Poi, mentre l’Europa si entusiasmava per Napoleone - effettivamente un gigante della storia - loro organizzavano la resistenza, fino a Waterloo. In seguito, mentre l’Italia, credendolo sicuro vincitore, si alleava con Hitler, l’Inghilterra disarmata e pressoché disperata, organizzava la resistenza fino all’ultimo uomo e all’ultima donna. Ed anche fino a mandare i bambini nel Canada, in modo che, se nella difesa fossero morti tutti gli adulti, la nazione inglese sopravvivesse. Gente così, attaccata alla propria libertà, pragmatica e allergica agli entusiasmi, solo molto difficilmente può affidare la guida del proprio Paese – seppure in parte – ai continentali. E infatti, saggiamente, gli inglesi si sono rifiutati di entrare nell’euro: perché chi governa la moneta può mandare tutto in malora, se sbaglia qualcosa. E infatti noi dall’euro abbiamo ricavato prevalentemente del bene, ma domani potremmo essere coinvolti nel disastro. 

In quanto inglese, mi sono sentito di dire all’Europa: “Sì sì, bellissime idee, bellissimi ideali, bellissima comunità. Ma io preferisco che a casa mia prendano le decisioni siano dei nostri shop keepers (dei bottegai), come Napoleone definiva gli inglesi”. Un vecchio riflesso di indipendenza, di diffidenza ed anche d’insofferenza per la mania regolamentatrice dell’Europa. La Gran Bretagna tende alla semplificazione e alla tolleranza mentre, come diceva il mio amico Peter vivendo nella mia stessa città: “In Italy nothing is simple”. 

L’Europa, che non è riuscita a riunire gli eserciti europei in una difesa comune, che non è riuscita a darsi una politica internazionale comune, che non è riuscita nemmeno ad armonizzare i sistemi fiscali ed elettorali, si incaponisce a regolamentare le minuzie sul confezionamento delle merci ed altre fastidiose quisquilie.
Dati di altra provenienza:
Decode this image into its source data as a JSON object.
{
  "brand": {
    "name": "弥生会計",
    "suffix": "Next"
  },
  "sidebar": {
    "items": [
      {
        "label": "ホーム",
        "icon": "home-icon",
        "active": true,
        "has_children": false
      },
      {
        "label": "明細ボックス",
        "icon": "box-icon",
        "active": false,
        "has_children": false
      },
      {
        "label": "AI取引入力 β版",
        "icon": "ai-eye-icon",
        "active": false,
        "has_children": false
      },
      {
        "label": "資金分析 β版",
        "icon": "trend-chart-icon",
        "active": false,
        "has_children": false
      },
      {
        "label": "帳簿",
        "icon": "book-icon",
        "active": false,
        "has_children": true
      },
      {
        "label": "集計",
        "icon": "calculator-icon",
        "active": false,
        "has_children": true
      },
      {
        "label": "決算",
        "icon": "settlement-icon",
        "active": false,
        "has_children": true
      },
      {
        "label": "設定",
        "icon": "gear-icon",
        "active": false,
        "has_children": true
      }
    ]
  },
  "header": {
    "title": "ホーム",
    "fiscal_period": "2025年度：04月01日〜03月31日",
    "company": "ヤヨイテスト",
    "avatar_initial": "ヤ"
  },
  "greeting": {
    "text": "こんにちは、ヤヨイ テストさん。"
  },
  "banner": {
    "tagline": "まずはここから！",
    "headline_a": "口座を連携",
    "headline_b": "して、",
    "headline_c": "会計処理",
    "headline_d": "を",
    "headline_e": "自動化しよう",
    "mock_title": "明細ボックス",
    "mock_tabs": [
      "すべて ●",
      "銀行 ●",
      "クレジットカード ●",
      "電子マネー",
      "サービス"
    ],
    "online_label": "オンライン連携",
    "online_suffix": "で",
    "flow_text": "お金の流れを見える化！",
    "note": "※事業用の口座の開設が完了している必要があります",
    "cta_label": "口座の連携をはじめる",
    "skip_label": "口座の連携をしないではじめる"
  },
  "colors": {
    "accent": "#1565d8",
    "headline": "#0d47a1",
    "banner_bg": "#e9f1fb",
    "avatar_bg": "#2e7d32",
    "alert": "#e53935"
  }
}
Naturalmente ciò non vuol dire che con la Brexit gli inglesi abbiano fatto un affare. E noi “vecchi inglesi” siamo forse attaccati all’immagine imperiale di un’Inghilterra scomparsa da tempo. Forse non comprendiamo i tempi nuovi. Ma questo lo diranno i fatti. 

Spiegare all’Europa come la pensiamo - o come la pensavamo - può essere utile a meglio capirci. E compatirci, se lo meriteremo.